KEY TAKEAWAY: Challenge existing urban dwellings by considering co-operative housing to counter housing shortage and cater for the ever-constantly changing expectations of society and associated demands on living space.


Bud Clarke Commons is a comprehensive services centre, combining a resource centre with two levels of transitional and supportive housing in an environmentally sustainable eight-story structure, to provide stability to the lives of those experiencing homelessness. Located at the gateway to downtown Portland, the project offers three distinct elements: a walk-in day centre with access to services, a temporary shelter with 90 beds for homeless men and 130 studio apartments for low-income women or men seeking permanent housing on the five upper floors. Placement is prioritised along the 10 ‘domains of vulnerability’ utilised by Home Forward, including factors such as ability to meet basic needs, nature and extent of homelessness, social behaviour and risk of mortality. Given its close proximity to existing homeless services providers, the shelter also partners with multiple agencies to coordinate the range of available services as well as providing case managers and councillors to assist residents approach self-sufficiency and ‘housing stability’.

According to data from Transition Projects, Inc, since opening, the 130 permanent housing units have effectively promoted stability; resulting in a resident retention in excess of 80%, and in the first year alone, the day centre served over 7,000 homeless people, connecting 3,600 of them with social services and providing permanent housing placements to 350 individuals.

KEY TAKEAWAY: Develop partnerships so that housing and services put the needs of residents at the centre; making it as easy as possible for them to connect with providers that are helping them in different facets of their lives.

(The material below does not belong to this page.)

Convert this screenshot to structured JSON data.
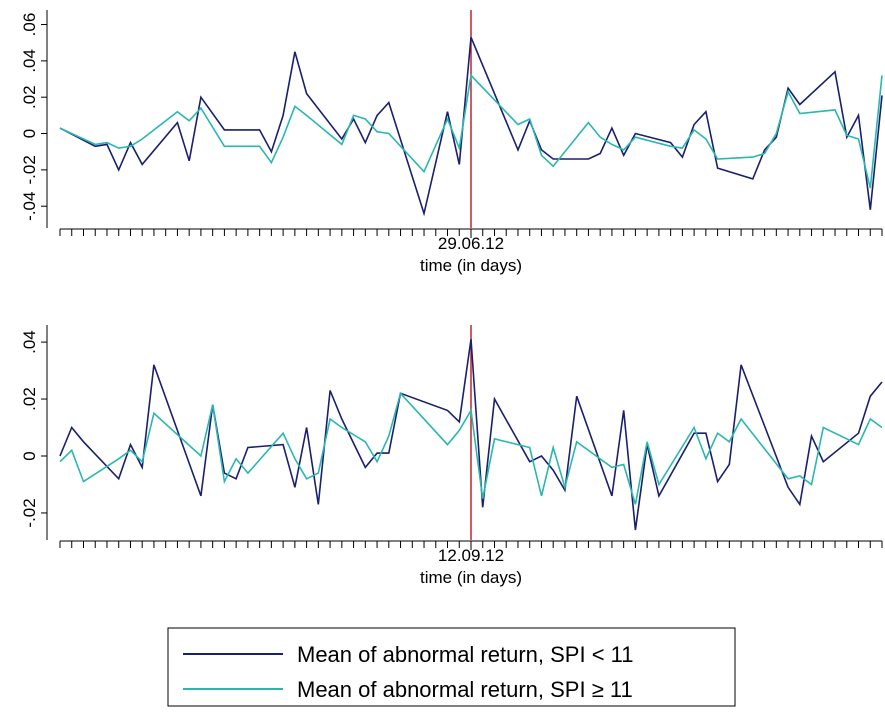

The transformation that we need to see in the social housing sector requires a strong commitment from state and federal governments and other community stakeholders. At a system level, removing regulatory obstacles would accommodate for a greater number of homes and apartments being built and coincide with a decrease in time and cost of building thus allowing for significant progress in housing affordability.

An increasing number of incentives should also be made available for individuals to more readily qualify for mortgages or afford rental housing. For example, renters could be provided with assistance to achieve homeownership through programs designed to improve their financial literacy and position as well as increasing their credit scores.

Further, it is important to ensure that existing housing affordability schemes are not forgotten but rather preserved. Funding is increasingly required to be directed towards addressing the issue of depreciation in many neighbourhoods given that rent is often insufficient to cover the cost of maintenance.

In compiling seven years of exceptional work in the innovation and housing sector, The Australian Centre for Social Innovation (TACSI) having recently published their “The Future of Home” report, which identifies six principles that can be applied to policy, service and or any program that aims to shape better housing outcomes for people.

In drawing the key points from this report that have inspired new discussions about the future of housing in Australia, three main takeaways can be identified. Firstly, by prioritising the critical functions of home: agency, connection and identity; negative contributions can be limited should positive contributions to the functions of homes not be possible. Further, long-term social and economic returns associated with housing should be prioritised over short-term profits given that the principal value arises in the form of improved health, education and employment outcomes across generations rather than near term profit seeking which can often displace the critical functions of home in decision making. Finally, questioning what makes a good home in one neighbourhood contrasted to the next allows investors to account for locality and respond to local contextual practices and place by considering the potential that homes have to contribute to better neighbourhoods and vice-versa.